On a bitterly cold Sunday morning last winter I started scratching out ideas of different arrows I could build for my upcoming African buffalo hunt. The following day I started ordering different components and I organized them into different groups as they arrived in the mail.
Over the next 6 months I was forced to go back to the drawing board six times to finally come to a combination of components that would tune to the desired up-front components.
After having every .250 spine shaft be too weak, I ended up with the most complicated arrow of all my January scratch pad ideas. It has extra parts to fail and I had hoped to avoid it. I was not willing to change out the 300 grain Tuffhead broadhead, or my 250 grain insert/adapters from Traditional Archery Solutions. Since every .250 shaft was too weak with 550 grains up front out of my 87# longbow, I had to sleeve another arrow shaft inside of it.
Simply Traditional sent me some Black Eagle Deep Impact .400 spine shafts that I epoxied inside of my Black Eagle Carnivore .250 shafts. My initial test I used 8″, 16″, and 24″. The 8″ sleeved arrow was still too weak, the 24″ sleeved arrow was too stiff, but the 16″ sleeve came out just right.
The last thing I wanted to add was 2″ of aluminum footing, when I shoot I like to feel the footing touch my index finger as a draw check. I added the sections of 2216 to my first 3 test shafts with field points and started shooting them as bare shafts as well as through paper. I changed out the factory nocks for the illuminated nocks I covered in the past.
Testing with 2″ feathers would occasionally show a tear at close range through paper tuning, so I ended up going to four 3″ parabolic feathers at 90 degrees with a straight clamp. With arrow tuning complete I started testing integrity. After some hard hits I found the early arrows constructed with JB Weld and with 5 minute epoxy could have components loosen.

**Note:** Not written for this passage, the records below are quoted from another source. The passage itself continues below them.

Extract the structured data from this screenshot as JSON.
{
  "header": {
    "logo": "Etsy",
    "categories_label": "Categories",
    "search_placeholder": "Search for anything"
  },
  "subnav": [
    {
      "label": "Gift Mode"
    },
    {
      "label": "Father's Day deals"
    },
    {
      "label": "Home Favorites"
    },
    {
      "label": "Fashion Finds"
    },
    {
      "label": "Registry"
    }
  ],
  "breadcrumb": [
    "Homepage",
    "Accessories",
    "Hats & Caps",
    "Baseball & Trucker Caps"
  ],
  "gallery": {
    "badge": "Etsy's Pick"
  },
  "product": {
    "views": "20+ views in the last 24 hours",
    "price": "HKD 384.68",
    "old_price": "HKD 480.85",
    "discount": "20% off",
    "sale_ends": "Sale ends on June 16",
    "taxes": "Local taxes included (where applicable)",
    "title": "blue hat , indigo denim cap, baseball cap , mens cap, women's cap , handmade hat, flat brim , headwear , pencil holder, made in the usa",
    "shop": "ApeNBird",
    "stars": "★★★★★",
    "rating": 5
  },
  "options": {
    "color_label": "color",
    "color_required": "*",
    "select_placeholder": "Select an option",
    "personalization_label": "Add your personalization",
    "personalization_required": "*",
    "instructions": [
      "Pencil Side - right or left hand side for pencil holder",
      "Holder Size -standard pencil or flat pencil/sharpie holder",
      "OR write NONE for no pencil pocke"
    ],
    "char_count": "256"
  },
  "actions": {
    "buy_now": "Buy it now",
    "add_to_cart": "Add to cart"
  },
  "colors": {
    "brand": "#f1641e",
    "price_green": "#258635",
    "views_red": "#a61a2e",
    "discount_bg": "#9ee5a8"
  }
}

Granted I was shooting concrete, rocks, and steel with them, I was hoping to drastically improve the overall integrity of my arrows now that the components and tune had been perfected. Enter golfers.
When I was done I had 15 arrows in my arrow box averaging over 1060 grains with an FOC well over 30%. After weighing, spin testing, and 10 test shots a piece, I took them to a paper wheel and some jewelers rouge yesterday. With that these arrows are in my luggage and ready to go looking for buffalo, hopefully we can find one!